The VIRTIS observations are separated into two categories:
- Spectral mode (h< 12000 km) will be used for joint VIRTIS/PFS observations. The coverage will reach about 15 % after 7 orbits. In particular the cloud variability and atmospheric composition will be tracked
- Spectral imaging mode (h> 12000 km) with cube spectro-image reconstruction
Scientific and HW contributions of the German OS team to the experiment
The DLR OS team is responsible for the adaptation of the VIRTIS Rosetta SW to the new mission profile at Venus, the support of adaptation and integration of the Main Electronics, the all over instrument integration and the operational tests. The team is managing the instrument operations which is derived from the Rosetta system.

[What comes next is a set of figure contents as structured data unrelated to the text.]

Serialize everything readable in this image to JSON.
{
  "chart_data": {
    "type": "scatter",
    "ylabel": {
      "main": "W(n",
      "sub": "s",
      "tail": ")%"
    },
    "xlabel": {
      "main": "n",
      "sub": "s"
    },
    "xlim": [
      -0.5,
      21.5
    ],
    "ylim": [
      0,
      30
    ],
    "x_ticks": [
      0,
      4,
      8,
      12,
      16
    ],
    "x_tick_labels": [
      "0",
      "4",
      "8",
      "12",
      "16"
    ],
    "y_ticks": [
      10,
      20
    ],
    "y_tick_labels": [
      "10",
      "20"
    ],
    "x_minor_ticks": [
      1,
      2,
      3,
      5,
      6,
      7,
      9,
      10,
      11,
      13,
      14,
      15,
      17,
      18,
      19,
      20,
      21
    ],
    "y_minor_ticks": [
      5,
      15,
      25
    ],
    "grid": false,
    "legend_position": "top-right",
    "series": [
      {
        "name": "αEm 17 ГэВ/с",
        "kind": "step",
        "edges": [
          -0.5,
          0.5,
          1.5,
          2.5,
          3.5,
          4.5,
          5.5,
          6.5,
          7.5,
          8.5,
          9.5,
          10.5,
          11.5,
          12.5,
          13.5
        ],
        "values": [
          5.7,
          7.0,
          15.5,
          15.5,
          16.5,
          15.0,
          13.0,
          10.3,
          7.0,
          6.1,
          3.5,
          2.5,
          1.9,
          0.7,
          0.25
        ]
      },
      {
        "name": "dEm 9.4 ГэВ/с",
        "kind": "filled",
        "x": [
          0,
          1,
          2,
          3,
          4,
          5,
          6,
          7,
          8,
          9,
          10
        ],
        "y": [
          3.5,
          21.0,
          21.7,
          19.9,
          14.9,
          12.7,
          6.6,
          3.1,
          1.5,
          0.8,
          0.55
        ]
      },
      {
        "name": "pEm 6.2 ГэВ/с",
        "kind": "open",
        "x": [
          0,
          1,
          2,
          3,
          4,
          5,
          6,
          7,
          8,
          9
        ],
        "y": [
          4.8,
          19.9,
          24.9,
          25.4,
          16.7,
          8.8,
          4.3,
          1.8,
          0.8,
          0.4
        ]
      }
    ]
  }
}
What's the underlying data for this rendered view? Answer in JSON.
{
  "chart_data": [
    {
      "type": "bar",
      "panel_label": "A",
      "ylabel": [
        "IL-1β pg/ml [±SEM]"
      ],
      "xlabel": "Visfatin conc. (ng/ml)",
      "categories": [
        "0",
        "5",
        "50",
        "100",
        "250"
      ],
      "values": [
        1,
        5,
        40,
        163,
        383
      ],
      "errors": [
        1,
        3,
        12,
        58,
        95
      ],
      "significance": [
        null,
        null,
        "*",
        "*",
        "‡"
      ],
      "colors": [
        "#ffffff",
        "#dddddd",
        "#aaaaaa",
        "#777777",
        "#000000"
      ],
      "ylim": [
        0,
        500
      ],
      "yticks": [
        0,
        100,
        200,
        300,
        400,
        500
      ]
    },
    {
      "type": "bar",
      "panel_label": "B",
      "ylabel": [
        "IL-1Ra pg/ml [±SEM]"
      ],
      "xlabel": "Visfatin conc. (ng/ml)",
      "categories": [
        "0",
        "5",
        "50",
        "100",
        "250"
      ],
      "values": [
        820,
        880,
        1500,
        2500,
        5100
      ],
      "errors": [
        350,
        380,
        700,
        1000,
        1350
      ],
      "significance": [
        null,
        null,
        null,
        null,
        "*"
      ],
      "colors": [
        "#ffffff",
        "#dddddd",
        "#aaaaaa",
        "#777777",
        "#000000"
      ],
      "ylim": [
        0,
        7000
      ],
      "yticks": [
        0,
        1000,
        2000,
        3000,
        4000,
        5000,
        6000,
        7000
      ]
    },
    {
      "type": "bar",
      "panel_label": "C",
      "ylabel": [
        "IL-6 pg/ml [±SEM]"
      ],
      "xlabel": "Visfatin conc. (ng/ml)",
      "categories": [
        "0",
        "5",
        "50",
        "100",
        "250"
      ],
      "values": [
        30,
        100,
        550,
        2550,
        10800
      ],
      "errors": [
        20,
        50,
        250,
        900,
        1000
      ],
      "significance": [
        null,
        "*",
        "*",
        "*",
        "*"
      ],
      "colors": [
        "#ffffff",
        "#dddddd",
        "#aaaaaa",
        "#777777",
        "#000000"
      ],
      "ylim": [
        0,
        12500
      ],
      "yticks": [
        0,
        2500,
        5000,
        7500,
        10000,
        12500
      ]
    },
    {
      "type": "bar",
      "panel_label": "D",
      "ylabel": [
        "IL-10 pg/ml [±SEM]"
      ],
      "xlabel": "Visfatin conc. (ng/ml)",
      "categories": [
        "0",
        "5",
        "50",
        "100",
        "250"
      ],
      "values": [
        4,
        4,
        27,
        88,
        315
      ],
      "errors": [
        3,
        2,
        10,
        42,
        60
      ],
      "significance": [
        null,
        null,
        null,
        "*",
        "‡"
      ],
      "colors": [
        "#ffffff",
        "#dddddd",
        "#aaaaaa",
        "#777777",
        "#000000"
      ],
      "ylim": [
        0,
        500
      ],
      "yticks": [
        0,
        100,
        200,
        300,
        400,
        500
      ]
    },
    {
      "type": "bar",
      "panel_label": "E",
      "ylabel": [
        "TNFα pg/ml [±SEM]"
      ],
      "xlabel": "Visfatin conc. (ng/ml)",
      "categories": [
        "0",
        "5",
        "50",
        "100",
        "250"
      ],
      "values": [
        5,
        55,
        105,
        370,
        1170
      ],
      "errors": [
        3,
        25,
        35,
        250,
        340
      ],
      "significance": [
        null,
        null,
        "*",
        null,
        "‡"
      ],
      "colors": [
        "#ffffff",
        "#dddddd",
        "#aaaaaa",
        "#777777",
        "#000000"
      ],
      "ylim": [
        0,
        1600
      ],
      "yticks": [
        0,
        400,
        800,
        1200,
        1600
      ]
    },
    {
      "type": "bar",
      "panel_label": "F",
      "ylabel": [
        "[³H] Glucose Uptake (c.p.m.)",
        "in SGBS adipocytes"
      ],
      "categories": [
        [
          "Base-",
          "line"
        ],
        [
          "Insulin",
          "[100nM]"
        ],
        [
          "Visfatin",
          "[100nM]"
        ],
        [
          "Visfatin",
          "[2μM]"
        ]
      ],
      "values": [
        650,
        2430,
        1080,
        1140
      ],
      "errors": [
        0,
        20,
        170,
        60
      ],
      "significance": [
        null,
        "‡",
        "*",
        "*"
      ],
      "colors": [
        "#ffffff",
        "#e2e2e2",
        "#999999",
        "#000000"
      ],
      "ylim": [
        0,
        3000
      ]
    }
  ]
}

The experiment is leaded by P. Drossart from LESIA, Paris, F. The German role is the national team leadership (G. Arnold, Deputy PI). The German Deputy PI ensures the provision of the science data to the German science community in cooperation with Institute of Planetary Research.
Within the VIRTIS VEX science team the German group will contribute to the data evaluation by studies of the radiative transfer of the lower and upper atmosphere of Venus and volcanic surface phenomena.